Spear REIT acquires Consani Industrial Park in Goodwood (JSE: SEA)
This must be the first of the transactions that the company flagged in the recent cautionary
Spear REIT told us recently that they are looking at two different transactions, each of which would be a Category 2 transaction if they went ahead. It hasn’t taken them long to announce the first deal, being the acquisition of Consani Industrial Park in Goodwood, Cape Town. The deal is valued at R437.3 million, so it’s a meaty transaction (Spear’s market cap is R4.2 billion).
This is part of Spear’s industrial assets strategy in the region. They are getting the park on a purchase yield of 9.71%. The weighted average escalation on the leases is 7.11%, which should protect Spear against inflation. The weighted average lease duration is 3.25 years and the vacancy rate is just 0.26%. Spear has identified opportunities to invest up to R34 million in capex over the next five years to enhance the asset.
They will fund the deal from existing cash resources, with a loan-to-value (LTV) ratio of 45%.
Overall, this looks like a solid deal that is typical of the strategy that we’ve seen of Spear in the Western Cape region.
Nibbles:
- Director dealings:
- Here’s one you won’t see every day: Stephen Koseff sold Investec (JSE: INP | JSE: INL) shares worth just over R40 million.
- An entity associated with Christo Wiese sold shares in Brait (JSE: BAT) worth R8.6 million. That’s very different to the recent direction of travel we’ve seen with his purchases of Brait, hence I put it in bold.

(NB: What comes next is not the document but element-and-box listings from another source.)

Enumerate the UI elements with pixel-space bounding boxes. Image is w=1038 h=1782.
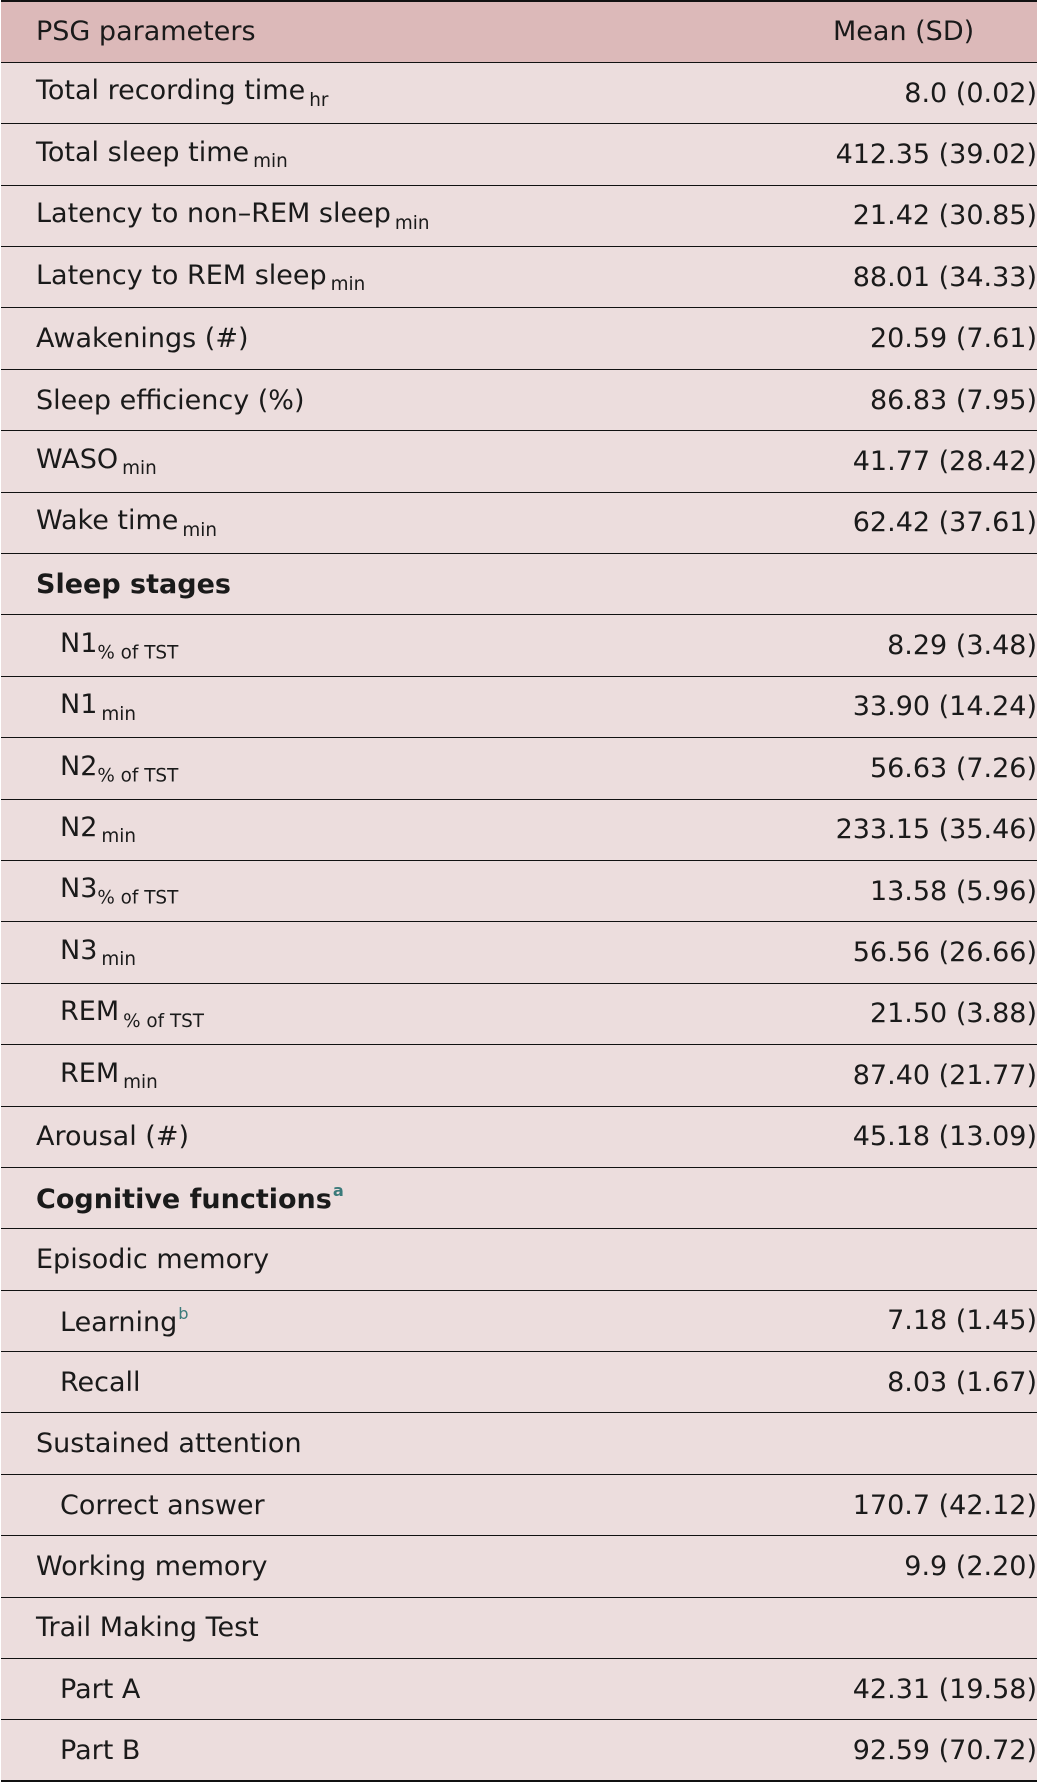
table-row <box>1 922 1037 983</box>
parameter-cell <box>1 1474 821 1535</box>
unit-subscript: min <box>394 212 430 234</box>
mean-sd-value: 21.50 (3.88) <box>869 998 1037 1030</box>
mean-sd-value: 86.83 (7.95) <box>869 384 1037 416</box>
table-row <box>1 62 1037 123</box>
mean-sd-cell <box>821 1413 1037 1474</box>
mean-sd-cell <box>821 615 1037 676</box>
parameter-label: Latency to non–REM sleep <box>36 198 391 230</box>
mean-sd-cell <box>821 62 1037 123</box>
parameter-cell <box>1 1597 821 1658</box>
footnote-marker[interactable]: b <box>178 1303 189 1323</box>
mean-sd-cell <box>821 799 1037 860</box>
parameter-label: WASO <box>36 443 119 475</box>
unit-subscript: % of TST <box>123 1010 205 1032</box>
table-header-row <box>1 1 1037 62</box>
mean-sd-value: 92.59 (70.72) <box>852 1734 1037 1766</box>
parameter-label: N1 <box>60 689 98 721</box>
table-row <box>1 1597 1037 1658</box>
parameter-cell <box>1 1352 821 1413</box>
mean-sd-cell <box>821 1045 1037 1106</box>
table-row <box>1 431 1037 492</box>
mean-sd-value: 233.15 (35.46) <box>835 814 1037 846</box>
parameter-label: Part A <box>60 1673 141 1705</box>
unit-subscript: % of TST <box>97 887 179 909</box>
table-row <box>1 799 1037 860</box>
mean-sd-value: 7.18 (1.45) <box>887 1305 1037 1337</box>
parameter-cell <box>1 615 821 676</box>
parameter-label: Episodic memory <box>36 1244 270 1275</box>
mean-sd-value: 170.7 (42.12) <box>852 1489 1037 1521</box>
parameter-label: Sleep stages <box>36 568 231 600</box>
parameter-label: Trail Making Test <box>36 1612 259 1644</box>
parameter-label: Sustained attention <box>36 1428 302 1460</box>
parameter-label: Recall <box>60 1366 141 1398</box>
mean-sd-cell <box>821 676 1037 737</box>
mean-sd-value: 21.42 (30.85) <box>852 200 1037 232</box>
parameter-cell <box>1 860 821 921</box>
parameter-cell <box>1 799 821 860</box>
parameter-cell <box>1 185 821 246</box>
mean-sd-cell <box>821 860 1037 921</box>
mean-sd-value: 8.29 (3.48) <box>887 630 1037 662</box>
mean-sd-cell <box>821 1106 1037 1167</box>
mean-sd-value: 42.31 (19.58) <box>852 1673 1037 1705</box>
parameter-label: Cognitive functions <box>36 1184 332 1216</box>
parameter-cell <box>1 1720 821 1781</box>
parameter-label: Awakenings (#) <box>36 323 249 355</box>
unit-subscript: hr <box>309 89 329 111</box>
mean-sd-value: 56.63 (7.26) <box>869 752 1037 784</box>
table-row <box>1 369 1037 430</box>
parameter-cell <box>1 1106 821 1167</box>
mean-sd-cell <box>821 1290 1037 1351</box>
unit-subscript: % of TST <box>97 642 179 664</box>
table-row <box>1 1352 1037 1413</box>
footnote-marker[interactable]: a <box>332 1181 344 1201</box>
mean-sd-value: 62.42 (37.61) <box>852 507 1037 539</box>
parameter-cell <box>1 1045 821 1106</box>
table-row <box>1 860 1037 921</box>
table-row <box>1 1413 1037 1474</box>
table-row <box>1 492 1037 553</box>
table-row <box>1 124 1037 185</box>
parameter-label: N3 <box>60 934 98 966</box>
mean-sd-value: 56.56 (26.66) <box>852 937 1037 969</box>
mean-sd-cell <box>821 1597 1037 1658</box>
parameter-cell <box>1 62 821 123</box>
parameter-label: Part B <box>60 1734 141 1766</box>
parameter-label: Total sleep time <box>36 136 250 168</box>
table-row <box>1 676 1037 737</box>
section-heading-cell <box>1 554 821 615</box>
mean-sd-value: 13.58 (5.96) <box>869 875 1037 907</box>
mean-sd-value: 33.90 (14.24) <box>852 691 1037 723</box>
mean-sd-value: 9.9 (2.20) <box>904 1550 1037 1582</box>
mean-sd-cell <box>821 554 1037 615</box>
table-row <box>1 185 1037 246</box>
unit-subscript: min <box>253 151 288 173</box>
parameter-label: Learning <box>60 1306 178 1338</box>
unit-subscript: min <box>101 949 137 971</box>
mean-sd-value: 87.40 (21.77) <box>852 1059 1037 1091</box>
unit-subscript: min <box>182 519 218 541</box>
mean-sd-value: 8.0 (0.02) <box>904 77 1037 109</box>
table-row <box>1 738 1037 799</box>
mean-sd-cell <box>821 1536 1037 1597</box>
mean-sd-cell <box>821 185 1037 246</box>
unit-subscript: min <box>330 273 366 295</box>
mean-sd-cell <box>821 738 1037 799</box>
mean-sd-cell <box>821 1474 1037 1535</box>
unit-subscript: min <box>123 1072 158 1094</box>
mean-sd-cell <box>821 1352 1037 1413</box>
table-row <box>1 1106 1037 1167</box>
table-row <box>1 1720 1037 1781</box>
table-row <box>1 1536 1037 1597</box>
parameter-cell <box>1 738 821 799</box>
mean-sd-value: 41.77 (28.42) <box>852 445 1037 477</box>
parameter-cell <box>1 1413 821 1474</box>
table-row <box>1 1474 1037 1535</box>
parameter-label: REM <box>60 996 120 1028</box>
mean-sd-cell <box>821 1229 1037 1290</box>
parameter-label: N2 <box>60 750 98 782</box>
unit-subscript: min <box>101 826 137 848</box>
mean-sd-cell <box>821 247 1037 308</box>
parameter-cell <box>1 983 821 1044</box>
parameter-cell <box>1 1229 821 1290</box>
psg-table-container <box>1 0 1037 1782</box>
parameter-label: N1 <box>60 627 98 659</box>
parameter-cell <box>1 247 821 308</box>
parameter-label: N3 <box>60 873 98 905</box>
table-row <box>1 554 1037 615</box>
column-header-mean-sd: Mean (SD) <box>833 16 975 48</box>
parameter-label: Arousal (#) <box>36 1121 189 1153</box>
mean-sd-cell <box>821 431 1037 492</box>
parameter-label: Wake time <box>36 505 179 537</box>
unit-subscript: min <box>122 458 157 480</box>
mean-sd-value: 20.59 (7.61) <box>869 323 1037 355</box>
parameter-label: Correct answer <box>60 1489 265 1521</box>
parameter-label: N2 <box>60 812 98 844</box>
mean-sd-cell <box>821 983 1037 1044</box>
parameter-label: Total recording time <box>36 75 306 107</box>
unit-subscript: % of TST <box>97 765 179 787</box>
table-row <box>1 1045 1037 1106</box>
mean-sd-value: 88.01 (34.33) <box>852 261 1037 293</box>
table-body <box>1 62 1037 1781</box>
table-row <box>1 1167 1037 1228</box>
mean-sd-cell <box>821 492 1037 553</box>
mean-sd-cell <box>821 1720 1037 1781</box>
parameter-cell <box>1 1536 821 1597</box>
table-row <box>1 983 1037 1044</box>
column-header-parameter: PSG parameters <box>36 16 256 48</box>
parameter-cell <box>1 1659 821 1720</box>
parameter-cell <box>1 922 821 983</box>
parameter-label: Working memory <box>36 1550 268 1582</box>
table-row <box>1 1659 1037 1720</box>
mean-sd-cell <box>821 369 1037 430</box>
mean-sd-cell <box>821 124 1037 185</box>
parameter-cell <box>1 676 821 737</box>
parameter-cell <box>1 1290 821 1351</box>
unit-subscript: min <box>101 703 137 725</box>
mean-sd-value: 8.03 (1.67) <box>887 1366 1037 1398</box>
parameter-cell <box>1 308 821 369</box>
table-row <box>1 247 1037 308</box>
parameter-label: REM <box>60 1057 120 1089</box>
mean-sd-cell <box>821 922 1037 983</box>
parameter-cell <box>1 492 821 553</box>
parameter-label: Sleep efficiency (%) <box>36 384 305 416</box>
mean-sd-cell <box>821 308 1037 369</box>
table-row <box>1 308 1037 369</box>
parameter-label: Latency to REM sleep <box>36 259 327 291</box>
section-heading-cell <box>1 1167 821 1228</box>
parameter-cell <box>1 431 821 492</box>
table-row <box>1 1290 1037 1351</box>
mean-sd-value: 412.35 (39.02) <box>835 138 1037 170</box>
table-row <box>1 1229 1037 1290</box>
parameter-cell <box>1 369 821 430</box>
parameter-cell <box>1 124 821 185</box>
psg-parameters-table <box>1 0 1037 1782</box>
table-row <box>1 615 1037 676</box>
mean-sd-cell <box>821 1659 1037 1720</box>
mean-sd-value: 45.18 (13.09) <box>852 1121 1037 1153</box>
mean-sd-cell <box>821 1167 1037 1228</box>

- An associate of a director of Calgro M3 (JSE: CGR) sold shares worth R8.2 million. This particular director has resigned from the board and his employment ends on 30 September.
- A director of Clicks (JSE: CLS) bought shares worth R1.2 million on the market.
- The chairman of Supermarket Income REIT (JSE: SRI) bought shares worth R761k. In a separate transaction, an independent director bought shares worth R1.2 million.
- A prescribed officer of Telkom (JSE: TKG) bought shares worth R26k.
- The CEO of Vunani (JSE: VUN) bought shares worth R12k.
- Ex-EOH (now called IOCO – JSE: IOC) director Anushka Bogdanov has been publicly censured and fined R500k by the JSE for lying about having a PhD from London Business School. She’s also disqualified from being a JSE listed company director for 10 years. And, hilariously, a Google search reveals that she is involved these days in developing ESG risk rating tools. The jokes write themselves, with yet more egg on the face of the ESG industry at large.
- Regular readers will know that I usually don’t pay much attention to non-executive director appointments. The latest appointment by Oceana (JSE: OCE) is interesting though, as Mamongae Mahlare (the ex-CEO of Takealot) has been appointed to the board. She has loads of experience in FMCG groups in general, so that’s an interesting voice to add to Oceana’s sales strategy.